Трудно предположить, что сказал Гэбриелу Иэн, но через несколько минут он уже улыбался, и снова началось веселье.
Размышляя, стоит ли есть крошечные перепелиные яйца, и если да, то как это нужно делать, я вдруг поняла, что эта ужасная сцена заставила меня начисто забыть о жутковатой церемонии. Может, все дело было в водке, которая содержалась в коктейле, но лица окружавших меня людей вдруг начали казаться загадочными – не потому, что они меня привлекали, просто я начала задумываться: что за черти водятся в этом тихом омуте.
Я выросла в ненормальной семье, поэтому никогда не знала, что значит нормальное поведение.
Из самой гущи вечеринки я переместилась на ее окраину и принялась наблюдать и слушать. Разговоры велись самые обычные, но гости то и дело отлучались на конюшню. Направившись туда, я вошла в темное здание. Мне нравятся насыщенные ароматы животных и сена. Из открытых ворот струился свет и доносился смех. Приближаясь к ним и просовывая голову внутрь, я прекрасно знала, что увижу.
Смакуя розоватые коктейли, Освальд и его родители увлеченно о чем-то беседовали. Эрни, здешний работник, смешивал напитки из ключевой воды и экологически чистой крови ягненка, который питался травой. Когда я страдала от инфекции, вид и запах крови возбуждали меня. Всего лишь от одного глотка я испытывала такой приступ блаженства, словно это был наркотик. Но моя иммунная система справилась с заболеванием, и это все уже позади. Я вышла из конюшни и вернулась во дворик.

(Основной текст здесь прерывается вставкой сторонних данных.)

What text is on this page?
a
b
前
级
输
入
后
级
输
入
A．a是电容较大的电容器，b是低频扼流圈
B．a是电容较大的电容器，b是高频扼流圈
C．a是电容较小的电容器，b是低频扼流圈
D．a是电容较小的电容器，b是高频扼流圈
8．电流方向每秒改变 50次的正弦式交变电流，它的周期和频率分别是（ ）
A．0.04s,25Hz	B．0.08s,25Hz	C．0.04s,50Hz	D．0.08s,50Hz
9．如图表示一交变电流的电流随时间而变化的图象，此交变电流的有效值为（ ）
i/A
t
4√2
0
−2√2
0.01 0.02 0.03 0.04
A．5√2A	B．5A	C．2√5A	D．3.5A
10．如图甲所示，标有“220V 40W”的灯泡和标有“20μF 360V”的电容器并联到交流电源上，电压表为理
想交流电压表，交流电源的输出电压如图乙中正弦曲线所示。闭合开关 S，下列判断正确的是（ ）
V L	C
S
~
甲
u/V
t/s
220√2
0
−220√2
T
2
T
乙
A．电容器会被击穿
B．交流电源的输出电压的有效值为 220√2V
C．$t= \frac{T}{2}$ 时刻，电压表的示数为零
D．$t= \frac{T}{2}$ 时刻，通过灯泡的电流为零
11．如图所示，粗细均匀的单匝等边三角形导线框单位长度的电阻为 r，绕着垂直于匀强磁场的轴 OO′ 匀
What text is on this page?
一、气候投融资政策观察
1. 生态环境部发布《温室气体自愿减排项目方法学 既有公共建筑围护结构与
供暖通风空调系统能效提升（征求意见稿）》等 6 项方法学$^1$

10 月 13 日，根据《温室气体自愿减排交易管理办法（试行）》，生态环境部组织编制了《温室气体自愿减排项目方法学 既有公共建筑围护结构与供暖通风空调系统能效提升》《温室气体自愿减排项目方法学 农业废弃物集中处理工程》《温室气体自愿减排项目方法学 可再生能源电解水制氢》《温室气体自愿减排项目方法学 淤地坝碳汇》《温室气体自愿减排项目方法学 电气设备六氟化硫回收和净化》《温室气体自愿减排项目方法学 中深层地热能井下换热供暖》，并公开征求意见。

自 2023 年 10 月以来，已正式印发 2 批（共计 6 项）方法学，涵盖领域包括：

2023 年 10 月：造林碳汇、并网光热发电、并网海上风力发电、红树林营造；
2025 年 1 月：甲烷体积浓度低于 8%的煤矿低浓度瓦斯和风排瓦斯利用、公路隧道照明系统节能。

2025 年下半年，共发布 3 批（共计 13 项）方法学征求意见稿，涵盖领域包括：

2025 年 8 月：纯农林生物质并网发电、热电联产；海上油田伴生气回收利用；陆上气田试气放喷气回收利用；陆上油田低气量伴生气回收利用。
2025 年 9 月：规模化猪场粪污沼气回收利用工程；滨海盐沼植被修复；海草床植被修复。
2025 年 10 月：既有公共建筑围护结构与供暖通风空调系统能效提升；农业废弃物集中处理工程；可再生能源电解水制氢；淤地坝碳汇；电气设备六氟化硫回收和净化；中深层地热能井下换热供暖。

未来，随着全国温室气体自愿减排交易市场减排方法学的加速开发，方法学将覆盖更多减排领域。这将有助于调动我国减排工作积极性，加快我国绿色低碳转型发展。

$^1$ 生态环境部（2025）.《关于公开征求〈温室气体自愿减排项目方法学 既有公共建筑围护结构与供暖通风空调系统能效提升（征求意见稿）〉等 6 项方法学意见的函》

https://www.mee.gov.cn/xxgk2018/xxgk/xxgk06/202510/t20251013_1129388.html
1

Ко мне не спеша приблизился Иэн, единственный человек, который не облачался в странноватые одеяния и который открыто высказал Уиллему свое фе.
– Милагро, я так рад снова видеть тебя. – Целуя меня в обе щеки, он добавил вполголоса: – Это платье нравится мне даже больше, чем предыдущее.
– Мне тоже приятно видеть тебя, Иэн. Как поживаешь? – Я осознавала, что Освальда нет поблизости.
– С нежностью вспоминаю о недавнем. Моя сестра передает тебе пламенный привет.
Когда я в последний раз виделась с его сестрой, она исходила ядом из-за того, что я прекратила встречаться с Иэном.
– Передай ей, что скучаю так же, как и она, – слукавила я. – Ты остановился в городке?
– Нынче ночью я еду в город. Хочешь поехать со мной?
– Спасибо, нет. Через несколько дней мне все равно придется туда отправиться, на свадьбу к подруге.
– Ты что-то не очень этому рада.
– Освальд уедет, и я буду выглядеть как жалкая неудачница, одна-одинешенька, – ляпнула я. – Он не пойдет со мной по очень уважительной причине. Он едет на границу, чтобы заняться общественно-полезным трудом и помочь детям, и это прекрасно, но…
– Но? – переспросил Иэн.
– Но мне трудно общаться с друзьями моей подруги. Они меня просто игнорируют.
– Юная леди, никто не станет тебя игнорировать. Если позволишь, я буду сопровождать тебя.
– Правда? – Я быстро взвесила все «за» и «против» этого сценария. Что плохого, если я отправлюсь на массовое мероприятие с Иэном? – Хорошо, но, думаю, Освальду этого говорить не стоит. У него есть некоторые Проблемы, касающиеся нашей… э-э… дружбы.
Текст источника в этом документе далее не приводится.